Vegas is a place of excess. There is really no other way of describing it. The lights are brighter, the food is better and the amount of money gambled can make sleeping at night a difficult experience. For me it was a relatively successful weekend. I won 8 out of 11 of my sports bets with the only losses being NC State (against VA Tech), the Colts (against the Jags) and the Seahawks (against the Rams). Those sports bets netted me a decent amount of money that I then conveniently lost playing blackjack, roulette and craps. Unfortunately I didn't win enough money to quit my job or even win enough money to come out head. I did have a great time and didn't lose very much money, which is better than a lot of people who visit Vegas can say.
Blackjack was the main game we played in Vegas. For those of you that don't know basic strategy in blackjack results in the house having a 52% advantage to the player's 48%. In the short term playing a hand of blackjack is close to a coin flip. In the long term that house advantage can add up, so that the casinos build bigger and bigger hotels.
There are two blackjack stories that I would like to pass along as I look back on the 2010 Minnesota Twins. The first one is my first time playing blackjack in Vegas. I lost my first 8 hands in a row with the first five being only one off (I had a 19 when the dealer had a 20 for example). Before I even had a chance to walk around I was down a decent amount of money. At that pace I would have hit my gambling limit before the Saturday morning college football games. It was not a good start that I was able to recover from later that night.
The other story is from watching my friend Brian at the blackjack table on Sunday night. He sat down and promptly lost 10 straight blackjack hands to this friendly dealer. The odds of that happening are less than 1%. Losing 8 to 10 straight hands in blackjack should not happen.
The Twins are now 0-9 in the playoffs since I moved up to Minnesota. There was the 2006 Twins with the Cy Young winner (Santana), batting champ (Mauer) and MVP (Morneau). They had home field advantage and promptly lost three straight to the Oakland A's. The Twins was 0-16 with runners in scoring position before a Rondell White single in Game 3 that resulted in Torii Hunter getting thrown out at home. The 2009 Twins led all three games against the Yankees and lost all three.
This Twins team was supposed to be different. They had moved into a new stadium that had provided the team with enough revenue to sign Mauer, Hudson Pavano and Thome.
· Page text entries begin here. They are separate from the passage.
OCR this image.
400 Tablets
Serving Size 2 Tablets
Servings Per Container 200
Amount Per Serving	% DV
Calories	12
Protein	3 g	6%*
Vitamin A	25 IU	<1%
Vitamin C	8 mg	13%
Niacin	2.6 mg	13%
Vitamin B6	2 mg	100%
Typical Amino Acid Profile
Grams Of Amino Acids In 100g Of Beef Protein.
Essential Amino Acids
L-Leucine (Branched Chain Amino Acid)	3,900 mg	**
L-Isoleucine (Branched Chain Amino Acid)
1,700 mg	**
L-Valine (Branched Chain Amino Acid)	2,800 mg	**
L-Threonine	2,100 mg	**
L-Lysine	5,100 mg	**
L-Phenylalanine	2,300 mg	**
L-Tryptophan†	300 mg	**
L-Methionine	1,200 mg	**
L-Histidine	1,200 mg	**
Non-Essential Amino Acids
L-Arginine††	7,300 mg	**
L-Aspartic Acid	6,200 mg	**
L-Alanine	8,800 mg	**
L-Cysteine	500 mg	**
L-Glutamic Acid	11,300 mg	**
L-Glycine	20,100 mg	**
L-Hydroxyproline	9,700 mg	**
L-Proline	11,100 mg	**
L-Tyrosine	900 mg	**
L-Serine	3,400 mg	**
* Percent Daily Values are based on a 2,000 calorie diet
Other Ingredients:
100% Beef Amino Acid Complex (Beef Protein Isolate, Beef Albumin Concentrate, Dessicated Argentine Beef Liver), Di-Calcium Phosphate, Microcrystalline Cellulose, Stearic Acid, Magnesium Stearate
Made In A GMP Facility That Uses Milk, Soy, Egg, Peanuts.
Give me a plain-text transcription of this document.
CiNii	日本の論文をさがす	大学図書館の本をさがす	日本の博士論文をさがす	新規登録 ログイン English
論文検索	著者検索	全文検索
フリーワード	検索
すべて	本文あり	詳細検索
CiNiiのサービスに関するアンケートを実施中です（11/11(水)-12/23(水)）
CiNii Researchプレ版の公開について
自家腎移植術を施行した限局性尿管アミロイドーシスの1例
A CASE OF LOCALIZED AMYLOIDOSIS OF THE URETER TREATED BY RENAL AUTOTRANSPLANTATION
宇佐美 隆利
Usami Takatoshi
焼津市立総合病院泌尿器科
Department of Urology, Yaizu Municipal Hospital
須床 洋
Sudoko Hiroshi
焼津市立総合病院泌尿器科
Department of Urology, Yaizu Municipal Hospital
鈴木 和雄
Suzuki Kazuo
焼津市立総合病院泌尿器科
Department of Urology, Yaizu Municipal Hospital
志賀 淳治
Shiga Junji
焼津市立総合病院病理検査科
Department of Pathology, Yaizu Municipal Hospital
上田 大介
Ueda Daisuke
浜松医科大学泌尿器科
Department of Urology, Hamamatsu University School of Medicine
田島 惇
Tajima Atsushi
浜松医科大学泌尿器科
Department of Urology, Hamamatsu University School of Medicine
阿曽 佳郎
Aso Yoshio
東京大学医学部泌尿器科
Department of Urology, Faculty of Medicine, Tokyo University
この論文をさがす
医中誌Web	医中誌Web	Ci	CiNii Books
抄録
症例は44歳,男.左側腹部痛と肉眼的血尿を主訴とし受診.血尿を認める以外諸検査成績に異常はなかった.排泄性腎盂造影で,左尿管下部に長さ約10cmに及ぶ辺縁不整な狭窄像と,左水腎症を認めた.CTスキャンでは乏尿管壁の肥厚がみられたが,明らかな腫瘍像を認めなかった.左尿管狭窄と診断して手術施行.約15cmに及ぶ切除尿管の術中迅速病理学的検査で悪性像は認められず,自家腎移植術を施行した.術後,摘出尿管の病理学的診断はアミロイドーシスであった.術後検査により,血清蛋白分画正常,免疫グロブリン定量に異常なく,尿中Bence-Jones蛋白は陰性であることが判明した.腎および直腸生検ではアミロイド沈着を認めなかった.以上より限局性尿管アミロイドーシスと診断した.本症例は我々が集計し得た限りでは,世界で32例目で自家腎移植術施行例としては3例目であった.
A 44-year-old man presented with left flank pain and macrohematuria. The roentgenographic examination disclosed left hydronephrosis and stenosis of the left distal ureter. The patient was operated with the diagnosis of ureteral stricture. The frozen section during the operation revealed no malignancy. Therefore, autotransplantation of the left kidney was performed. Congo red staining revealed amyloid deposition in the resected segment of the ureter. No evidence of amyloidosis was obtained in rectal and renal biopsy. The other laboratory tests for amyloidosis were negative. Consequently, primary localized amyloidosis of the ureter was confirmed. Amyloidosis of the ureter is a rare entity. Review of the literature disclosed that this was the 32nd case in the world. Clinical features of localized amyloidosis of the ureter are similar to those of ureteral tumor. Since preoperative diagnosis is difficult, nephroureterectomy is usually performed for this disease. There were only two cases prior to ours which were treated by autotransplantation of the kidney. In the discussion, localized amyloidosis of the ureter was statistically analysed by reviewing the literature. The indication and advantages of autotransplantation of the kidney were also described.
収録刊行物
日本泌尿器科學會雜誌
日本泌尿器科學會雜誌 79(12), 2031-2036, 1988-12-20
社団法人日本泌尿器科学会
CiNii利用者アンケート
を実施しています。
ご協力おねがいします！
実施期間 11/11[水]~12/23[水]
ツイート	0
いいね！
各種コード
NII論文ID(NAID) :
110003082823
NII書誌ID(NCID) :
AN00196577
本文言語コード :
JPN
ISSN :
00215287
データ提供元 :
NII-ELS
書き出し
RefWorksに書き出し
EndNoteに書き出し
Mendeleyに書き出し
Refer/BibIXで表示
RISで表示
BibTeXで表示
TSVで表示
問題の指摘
They were a well rounded team that could absolutely crush right handed pitching. The regular season went about as well as expected as the Twins won 94 games and clinched the division with two weeks left in the season. They were able to rest key players and get their pitching staff in line. This year was going to be different.
This year wasn't different. The lost three straight to the Yankees. They lost from ahead and they lost from behind. The lost with another questionable call in another Game 2.
They lost because they couldn't pitch and because they couldn't hit. The lost to left handed pitchers and right handed pitchers. The same team that looked like they couldn't lose during the regular season suddenly became the Kansas City Royals.
This was not a successful year for the Twins. They sold out every game and Gardy might win the coach of the year award, but the time for just having success in the regular season is over. I would like to see a World Series game and the Twins are good enough to make it to the Series. I don't know if it bad luck or what, but I am starting to feel like MLB is like Las Vegas. Everyone knows the odds are stacked in favor of the house (Yankees), but that doesn't mean that in a small sample size (5 game series) that the underdog (Twins) can't win. As of now it feels like the string of blackjack hands where the dealer keeps getting a blackjack whenever you are holding two face cards. Maybe next year? Right?